Nonsensical Data: Our Erratic U.S. census
April 9, 2016
It’s a sunny Wednesday morning in July, and a couple of guys in jeans and t-shirts are sitting with their coffees at a table outside Starbucks at 18th and Connecticut. They’re bouncing names off each other: “Russell Johnson, sounds like a black dude.”
“Yeah, definitely African-American.”
“Brian Matthews?”
“Um, I don’t know, white?”
This is a situation I witnessed last summer as a U.S. Census enumerator, and one of those guys was my boss. It is from these highly suspect methods that official U.S. Census data is often gathered. But while this may look like no more than two deadbeat employees, the problem is more deeply ingrained in the way Census data is collected.

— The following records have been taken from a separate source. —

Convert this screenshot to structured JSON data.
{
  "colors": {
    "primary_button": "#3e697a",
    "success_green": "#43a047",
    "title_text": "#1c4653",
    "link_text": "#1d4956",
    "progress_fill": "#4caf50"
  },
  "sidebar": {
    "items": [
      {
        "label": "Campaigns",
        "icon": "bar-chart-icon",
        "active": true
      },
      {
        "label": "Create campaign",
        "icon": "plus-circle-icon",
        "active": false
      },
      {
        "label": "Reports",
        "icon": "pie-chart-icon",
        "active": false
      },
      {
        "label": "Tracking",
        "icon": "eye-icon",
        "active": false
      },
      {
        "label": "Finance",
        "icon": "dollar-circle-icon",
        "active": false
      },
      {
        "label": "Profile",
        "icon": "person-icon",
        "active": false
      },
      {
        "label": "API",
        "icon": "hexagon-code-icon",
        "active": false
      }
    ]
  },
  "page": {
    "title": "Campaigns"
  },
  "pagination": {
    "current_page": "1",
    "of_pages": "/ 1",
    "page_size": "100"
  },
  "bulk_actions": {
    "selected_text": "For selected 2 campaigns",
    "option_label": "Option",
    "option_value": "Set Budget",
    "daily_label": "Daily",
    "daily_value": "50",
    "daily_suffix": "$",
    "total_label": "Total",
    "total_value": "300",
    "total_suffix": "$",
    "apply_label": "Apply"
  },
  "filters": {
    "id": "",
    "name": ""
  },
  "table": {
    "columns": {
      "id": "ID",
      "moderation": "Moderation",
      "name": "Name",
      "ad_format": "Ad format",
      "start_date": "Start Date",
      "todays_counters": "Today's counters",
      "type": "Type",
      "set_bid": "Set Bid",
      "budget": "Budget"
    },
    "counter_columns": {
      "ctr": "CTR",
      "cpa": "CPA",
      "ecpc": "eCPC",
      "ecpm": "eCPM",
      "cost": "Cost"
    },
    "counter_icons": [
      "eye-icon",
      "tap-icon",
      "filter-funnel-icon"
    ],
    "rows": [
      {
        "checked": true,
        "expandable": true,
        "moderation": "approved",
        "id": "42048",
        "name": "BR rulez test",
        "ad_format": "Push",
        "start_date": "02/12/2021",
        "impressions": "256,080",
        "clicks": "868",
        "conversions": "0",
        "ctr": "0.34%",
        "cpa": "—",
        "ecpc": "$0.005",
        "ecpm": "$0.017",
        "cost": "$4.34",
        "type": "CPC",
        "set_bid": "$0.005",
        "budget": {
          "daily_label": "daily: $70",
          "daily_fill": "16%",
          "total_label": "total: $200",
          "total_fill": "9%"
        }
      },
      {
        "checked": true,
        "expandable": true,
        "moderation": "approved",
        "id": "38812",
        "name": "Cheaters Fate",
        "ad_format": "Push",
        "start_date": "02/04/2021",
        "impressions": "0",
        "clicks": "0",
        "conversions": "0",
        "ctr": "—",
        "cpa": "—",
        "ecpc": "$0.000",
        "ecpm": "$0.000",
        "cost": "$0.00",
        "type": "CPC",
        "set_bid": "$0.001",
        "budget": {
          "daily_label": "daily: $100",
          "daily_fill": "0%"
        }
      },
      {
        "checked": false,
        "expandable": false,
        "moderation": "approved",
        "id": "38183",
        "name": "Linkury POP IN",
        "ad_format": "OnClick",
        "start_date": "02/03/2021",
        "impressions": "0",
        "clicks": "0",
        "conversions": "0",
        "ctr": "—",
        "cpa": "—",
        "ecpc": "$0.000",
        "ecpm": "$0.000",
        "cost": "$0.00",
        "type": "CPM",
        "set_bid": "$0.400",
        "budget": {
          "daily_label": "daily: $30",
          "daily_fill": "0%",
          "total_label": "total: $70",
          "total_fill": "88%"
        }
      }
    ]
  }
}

One day, a Census enumerator could be required to make only three personal visits to a location, another day, five. Certainly no more than that, though, despite the fact that the people you were trying to find have jobs and social lives, and don’t necessarily spend their time eagerly waiting at home to tell a Census enumerator when their birthdays are.
One week it was acceptable to collect only three pieces of information from each respondent; the next week you would need all seven. So what could you do when you’ve been to a house eight times and the only person you’ve found is a neighbor who isn’t sure, but thinks it’s only Rebecca and Matt — not Hispanics — who live there? You make shit up. Because otherwise, the people at the central office were just going to send the form back to you to knock on the door for the ninth time. Unofficially, of course.

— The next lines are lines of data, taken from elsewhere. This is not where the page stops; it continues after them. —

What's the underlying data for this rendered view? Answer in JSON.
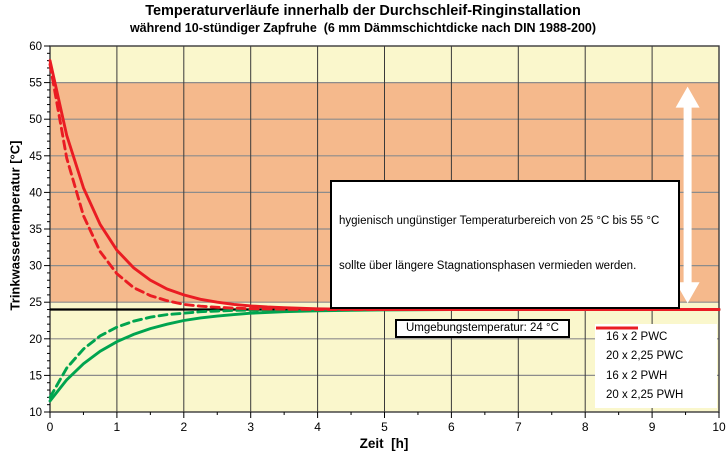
{
  "chart_data": {
    "type": "line",
    "title": "Temperaturverläufe innerhalb der Durchschleif-Ringinstallation",
    "subtitle": "während 10-stündiger Zapfruhe  (6 mm Dämmschichtdicke nach DIN 1988-200)",
    "xlabel": "Zeit  [h]",
    "ylabel": "Trinkwassertemperatur [°C]",
    "xlim": [
      0,
      10
    ],
    "ylim": [
      10,
      60
    ],
    "x_ticks": [
      0,
      1,
      2,
      3,
      4,
      5,
      6,
      7,
      8,
      9,
      10
    ],
    "y_ticks": [
      10,
      15,
      20,
      25,
      30,
      35,
      40,
      45,
      50,
      55,
      60
    ],
    "x_minor_step": 0.5,
    "y_minor_step": 1,
    "grid": true,
    "legend_position": "bottom-right",
    "band": {
      "from": 25,
      "to": 55
    },
    "ambient_line": {
      "value": 24,
      "label": "Umgebungstemperatur: 24 °C"
    },
    "annotations": {
      "range_note_line1": "hygienisch ungünstiger Temperaturbereich von 25 °C bis 55 °C",
      "range_note_line2": "sollte über längere Stagnationsphasen vermieden werden.",
      "range_arrow": {
        "from": 25,
        "to": 55,
        "x": 9.53
      }
    },
    "series": [
      {
        "name": "16 x 2 PWC",
        "color": "#00A44F",
        "dash": true,
        "points": [
          [
            0,
            12
          ],
          [
            0.25,
            16
          ],
          [
            0.5,
            18.6
          ],
          [
            0.75,
            20.4
          ],
          [
            1,
            21.6
          ],
          [
            1.25,
            22.4
          ],
          [
            1.5,
            22.95
          ],
          [
            1.75,
            23.3
          ],
          [
            2,
            23.5
          ],
          [
            2.25,
            23.7
          ],
          [
            2.5,
            23.8
          ],
          [
            2.75,
            23.88
          ],
          [
            3,
            23.92
          ],
          [
            3.5,
            23.97
          ],
          [
            4,
            24
          ],
          [
            5,
            24
          ],
          [
            6,
            24
          ],
          [
            7,
            24
          ],
          [
            8,
            24
          ],
          [
            9,
            24
          ],
          [
            10,
            24
          ]
        ]
      },
      {
        "name": "20 x 2,25 PWC",
        "color": "#00A44F",
        "dash": false,
        "points": [
          [
            0,
            11.5
          ],
          [
            0.25,
            14.4
          ],
          [
            0.5,
            16.6
          ],
          [
            0.75,
            18.3
          ],
          [
            1,
            19.6
          ],
          [
            1.25,
            20.6
          ],
          [
            1.5,
            21.4
          ],
          [
            1.75,
            22
          ],
          [
            2,
            22.5
          ],
          [
            2.25,
            22.85
          ],
          [
            2.5,
            23.1
          ],
          [
            2.75,
            23.3
          ],
          [
            3,
            23.5
          ],
          [
            3.5,
            23.7
          ],
          [
            4,
            23.82
          ],
          [
            4.5,
            23.9
          ],
          [
            5,
            23.95
          ],
          [
            6,
            24
          ],
          [
            7,
            24
          ],
          [
            8,
            24
          ],
          [
            9,
            24
          ],
          [
            10,
            24
          ]
        ]
      },
      {
        "name": "16 x 2 PWH",
        "color": "#EA1C23",
        "dash": true,
        "points": [
          [
            0,
            57.5
          ],
          [
            0.25,
            44.7
          ],
          [
            0.5,
            36.8
          ],
          [
            0.75,
            31.9
          ],
          [
            1,
            28.9
          ],
          [
            1.25,
            27
          ],
          [
            1.5,
            25.9
          ],
          [
            1.75,
            25.2
          ],
          [
            2,
            24.7
          ],
          [
            2.25,
            24.45
          ],
          [
            2.5,
            24.3
          ],
          [
            2.75,
            24.2
          ],
          [
            3,
            24.1
          ],
          [
            3.5,
            24.05
          ],
          [
            4,
            24
          ],
          [
            5,
            24
          ],
          [
            6,
            24
          ],
          [
            7,
            24
          ],
          [
            8,
            24
          ],
          [
            9,
            24
          ],
          [
            10,
            24
          ]
        ]
      },
      {
        "name": "20 x 2,25 PWH",
        "color": "#EA1C23",
        "dash": false,
        "points": [
          [
            0,
            58
          ],
          [
            0.25,
            47.8
          ],
          [
            0.5,
            40.6
          ],
          [
            0.75,
            35.6
          ],
          [
            1,
            32.1
          ],
          [
            1.25,
            29.7
          ],
          [
            1.5,
            28
          ],
          [
            1.75,
            26.8
          ],
          [
            2,
            26
          ],
          [
            2.25,
            25.4
          ],
          [
            2.5,
            25
          ],
          [
            2.75,
            24.7
          ],
          [
            3,
            24.5
          ],
          [
            3.25,
            24.35
          ],
          [
            3.5,
            24.25
          ],
          [
            4,
            24.1
          ],
          [
            4.5,
            24.05
          ],
          [
            5,
            24
          ],
          [
            6,
            24
          ],
          [
            7,
            24
          ],
          [
            8,
            24
          ],
          [
            9,
            24
          ],
          [
            10,
            24
          ]
        ]
      }
    ]
  },
  "colors": {
    "plot_bg": "#FAF7CC",
    "band": "#F5B98C",
    "grid_h": "#8C8C8C",
    "grid_v": "#3A3A3A",
    "border": "#3A3A3A",
    "tick": "#000000",
    "ambient_line": "#000000",
    "arrow": "#FFFFFF"
  }
}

The worst part was that sometimes the respondents themselves didn’t even know the right answer. Try telling a Salvadoran with minimal English proficiency that Hispanic is not a race (it’s a separate question on the Census form) and to pick a different one. Then try to produce an accurate racial breakdown of the District of Columbia — which according to 2007 data was 8.3 percent Hispanic — now that all those who would identify as “Hispanic” have been assigned to “white,” “Native American” or “other.”
In this way, Census data is highly subject to respondents’ whims and enumerators’ suggestions.
But the original purpose of the U.S. Census was not to acquire an accurate racial breakdown of any city, state or nation; it was just to count people. Even that task is difficult. What do you do when the folks in charge ask you to verify that a house is vacant, but a neighbor thinks they see someone there sometimes? Check for dead plants or detritus on the porch. Does it smell like construction? Okay, sounds good, zero residents at Map Spot 849. But what if I was wrong? Estimates say that the District receives around $4,500 per person from the federal government, so a few mislabeled vacancies can add up. If there were really four people living at Map Spot 849, that’s $18,000 that won’t be distributed to D.C. parks, roads or schools.
Has the U.S. Census Bureau favored speed over accuracy? I think so. The Bureau needs to spend the next 10 years before the 2020 Census developing a better inter-office communication system to catch people who fall through the cracks. Also, if Census workers were drawn to enumerate their own neighborhoods rather than bussed in and out, the reliability of data would likely increase, with workers more attuned to respondents’ lifestyles. The cost incurred by paying Census workers for their commute time would also decrease dramatically.
Counting millions of people is quite a task. But if the process is ineffective and inefficient, the resulting numbers are meaningless.